After the cells completely covered the device’s channels, they aligned within the vessels and after about a week, researchers injected a breast cancer cell line into the device to see how and where the tumor cells began to metastasize inside the newly formed brain vasculature. Experts consider that some regions of the brain are more susceptible to breast cancer metastasis, but the mechanisms of local susceptibility remain poorly understood and impossible to prevent, which is why this research can be crucial to understand the behavior of breast cancer cells once they metastasize.
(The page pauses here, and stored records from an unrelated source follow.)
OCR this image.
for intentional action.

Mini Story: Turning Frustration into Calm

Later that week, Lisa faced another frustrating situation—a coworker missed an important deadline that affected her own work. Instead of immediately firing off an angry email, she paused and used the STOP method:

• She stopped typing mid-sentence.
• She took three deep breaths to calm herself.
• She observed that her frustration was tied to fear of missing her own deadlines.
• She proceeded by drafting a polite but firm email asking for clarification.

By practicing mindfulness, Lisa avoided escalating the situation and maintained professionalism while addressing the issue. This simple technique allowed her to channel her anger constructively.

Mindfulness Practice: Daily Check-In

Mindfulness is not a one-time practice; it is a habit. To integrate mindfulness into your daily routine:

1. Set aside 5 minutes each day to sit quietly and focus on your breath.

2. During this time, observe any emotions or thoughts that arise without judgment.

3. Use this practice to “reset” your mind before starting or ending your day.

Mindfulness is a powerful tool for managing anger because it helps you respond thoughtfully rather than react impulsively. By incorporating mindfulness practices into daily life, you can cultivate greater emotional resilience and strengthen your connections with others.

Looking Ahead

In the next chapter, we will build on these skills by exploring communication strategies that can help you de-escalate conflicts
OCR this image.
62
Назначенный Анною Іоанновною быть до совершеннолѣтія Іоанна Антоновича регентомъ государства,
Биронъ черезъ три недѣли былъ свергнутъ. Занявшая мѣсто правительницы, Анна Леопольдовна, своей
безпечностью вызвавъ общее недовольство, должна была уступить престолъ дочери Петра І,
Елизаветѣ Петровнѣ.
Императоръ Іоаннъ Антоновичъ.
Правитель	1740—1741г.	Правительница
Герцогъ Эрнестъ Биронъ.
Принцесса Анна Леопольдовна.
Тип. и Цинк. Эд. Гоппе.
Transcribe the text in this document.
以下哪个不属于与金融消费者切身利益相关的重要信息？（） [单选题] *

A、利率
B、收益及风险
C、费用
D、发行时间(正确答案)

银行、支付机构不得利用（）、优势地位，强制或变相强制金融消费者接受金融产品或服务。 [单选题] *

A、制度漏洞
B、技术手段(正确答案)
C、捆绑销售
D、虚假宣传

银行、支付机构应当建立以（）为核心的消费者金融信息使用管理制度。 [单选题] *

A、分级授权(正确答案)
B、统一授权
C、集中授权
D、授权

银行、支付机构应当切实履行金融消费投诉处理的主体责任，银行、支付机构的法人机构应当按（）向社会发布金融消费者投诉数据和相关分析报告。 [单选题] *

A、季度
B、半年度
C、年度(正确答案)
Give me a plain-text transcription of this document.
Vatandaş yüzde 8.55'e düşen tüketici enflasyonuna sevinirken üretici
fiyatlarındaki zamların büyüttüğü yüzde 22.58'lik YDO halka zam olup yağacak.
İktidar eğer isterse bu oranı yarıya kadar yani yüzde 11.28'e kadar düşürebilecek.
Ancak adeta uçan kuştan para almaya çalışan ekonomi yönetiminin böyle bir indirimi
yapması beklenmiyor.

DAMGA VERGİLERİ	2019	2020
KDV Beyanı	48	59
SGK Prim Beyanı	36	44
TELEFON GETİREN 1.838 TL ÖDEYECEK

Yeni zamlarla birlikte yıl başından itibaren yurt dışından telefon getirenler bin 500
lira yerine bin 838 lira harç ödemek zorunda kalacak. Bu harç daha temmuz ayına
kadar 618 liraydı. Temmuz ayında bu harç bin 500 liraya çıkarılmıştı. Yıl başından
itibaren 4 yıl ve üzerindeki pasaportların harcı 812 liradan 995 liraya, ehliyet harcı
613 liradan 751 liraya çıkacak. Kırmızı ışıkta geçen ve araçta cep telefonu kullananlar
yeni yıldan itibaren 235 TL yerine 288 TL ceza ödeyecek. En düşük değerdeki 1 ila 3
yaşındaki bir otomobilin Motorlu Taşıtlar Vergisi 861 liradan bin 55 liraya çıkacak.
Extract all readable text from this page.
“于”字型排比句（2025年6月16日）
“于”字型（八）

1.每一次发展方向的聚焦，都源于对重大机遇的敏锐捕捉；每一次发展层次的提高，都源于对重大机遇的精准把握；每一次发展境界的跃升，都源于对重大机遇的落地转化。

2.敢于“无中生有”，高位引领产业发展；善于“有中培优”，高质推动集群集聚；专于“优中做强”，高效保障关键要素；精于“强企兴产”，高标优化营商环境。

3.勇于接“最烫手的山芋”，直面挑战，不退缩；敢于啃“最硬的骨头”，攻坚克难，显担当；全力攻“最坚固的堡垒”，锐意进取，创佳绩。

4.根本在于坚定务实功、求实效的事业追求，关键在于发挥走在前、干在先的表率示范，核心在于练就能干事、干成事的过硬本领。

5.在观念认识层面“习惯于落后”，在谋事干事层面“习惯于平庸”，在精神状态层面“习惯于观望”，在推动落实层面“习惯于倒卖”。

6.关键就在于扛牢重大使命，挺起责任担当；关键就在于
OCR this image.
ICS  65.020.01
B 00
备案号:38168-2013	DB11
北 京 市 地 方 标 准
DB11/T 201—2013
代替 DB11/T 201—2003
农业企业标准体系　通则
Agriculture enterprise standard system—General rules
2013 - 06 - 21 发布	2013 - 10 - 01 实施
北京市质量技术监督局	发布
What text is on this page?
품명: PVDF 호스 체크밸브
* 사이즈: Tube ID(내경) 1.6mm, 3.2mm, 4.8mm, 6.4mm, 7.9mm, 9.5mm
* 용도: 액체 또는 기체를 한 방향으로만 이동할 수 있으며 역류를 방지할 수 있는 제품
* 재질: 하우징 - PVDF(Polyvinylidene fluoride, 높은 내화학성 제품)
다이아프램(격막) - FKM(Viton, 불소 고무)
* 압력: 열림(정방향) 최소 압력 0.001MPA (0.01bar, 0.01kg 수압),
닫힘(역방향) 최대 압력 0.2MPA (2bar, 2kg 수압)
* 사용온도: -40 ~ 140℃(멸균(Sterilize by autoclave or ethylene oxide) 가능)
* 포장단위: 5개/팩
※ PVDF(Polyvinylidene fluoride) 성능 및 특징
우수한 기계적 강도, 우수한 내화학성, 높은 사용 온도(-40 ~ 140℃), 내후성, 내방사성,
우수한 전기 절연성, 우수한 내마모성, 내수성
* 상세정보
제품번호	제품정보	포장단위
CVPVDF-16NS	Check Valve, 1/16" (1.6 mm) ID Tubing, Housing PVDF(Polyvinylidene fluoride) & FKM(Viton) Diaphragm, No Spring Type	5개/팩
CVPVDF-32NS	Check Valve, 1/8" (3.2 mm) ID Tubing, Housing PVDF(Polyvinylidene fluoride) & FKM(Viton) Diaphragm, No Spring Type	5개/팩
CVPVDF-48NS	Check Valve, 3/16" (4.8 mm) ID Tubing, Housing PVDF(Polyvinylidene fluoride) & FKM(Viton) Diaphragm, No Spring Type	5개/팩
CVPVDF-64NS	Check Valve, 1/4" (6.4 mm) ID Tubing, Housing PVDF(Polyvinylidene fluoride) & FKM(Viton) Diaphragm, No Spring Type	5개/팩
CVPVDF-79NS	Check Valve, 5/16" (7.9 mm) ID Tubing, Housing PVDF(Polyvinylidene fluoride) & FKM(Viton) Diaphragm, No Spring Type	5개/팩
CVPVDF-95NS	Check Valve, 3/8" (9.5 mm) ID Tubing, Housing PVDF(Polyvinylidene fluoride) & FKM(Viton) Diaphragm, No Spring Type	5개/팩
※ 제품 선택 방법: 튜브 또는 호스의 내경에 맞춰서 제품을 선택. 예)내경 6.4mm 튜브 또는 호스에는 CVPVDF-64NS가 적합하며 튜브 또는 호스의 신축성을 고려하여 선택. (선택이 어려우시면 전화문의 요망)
Researchers said that after the tumor cells circulated at physiological flow rates, Claire Robertson, a Lawrence Fellow who works on developing models of early breast cancer, mapped more than 6,000 cells that adhered to the vessel walls and compared them to local biophysics. These experimental results were then compared to 3D computational simulations replicating geometries gathered from the 3D maps to reproduce the exact geometry of the bioprinted vessels, enabling highly accurate fluid dynamics analysis of the attachment conditions, according to the study.
“Adapting this advanced bioprinting process to engineer functional, perfusable human brain vasculature was extremely challenging, however we now have a strong handle on the technique and can potentially fabricate a wide variety of living human tissue constructs,” said lead author and LLNL research staff engineer William Hynes. “Using this approach, we were able to test, observe and measure a biological phenomenon that was previously impossible, and we will continue to iterate on these findings to shed light on how and when circulating tumor cells choose their targets in vivo. By pairing our engineered platform with computational modeling, we can directly interrogate the behavior of metastatic cells and the rules that govern them far more rapidly than through experimentation alone.”
LLNL scientists used an algorithm called “HARVEY“, developed by biomedical engineer Amanda Randles from Duke University, to capture flow rates throughout the human body that would be difficult to do by in vitro devices alone, allowing researchers to “turn off” specific parameters that wouldn’t be possible in experiments, such as the elasticity of a cell, number of cell receptors or flow profile, Randles said.
This new approach could allow researchers to decouple the biological and physical contributions that drive the metastatic colonization of organs. The researchers expect the simulations will be used to predict locations where tumors will spread, enabling targeted screening of high-risk patients and therapeutic intervention aimed at the most vulnerable areas. This, according to Moya, could offer clinicians an alternate way to treat patients, allowing them to use MRIs to simulate where circulating tumor cells are likely to get stuck, which areas to focus their attention to greatly enhance the efficacy of treatments.
As part of their ongoing research, the team is looking for more funding to support additional bioprinting efforts and increase the complexity of bioprinted vasculature to further examine the role of biophysics in the progression of the deadly disease. This new approach could eventually replicate what really happens in the body when cancer metastasizes, giving the healthcare industry a new tool to customize treatment for millions of patients.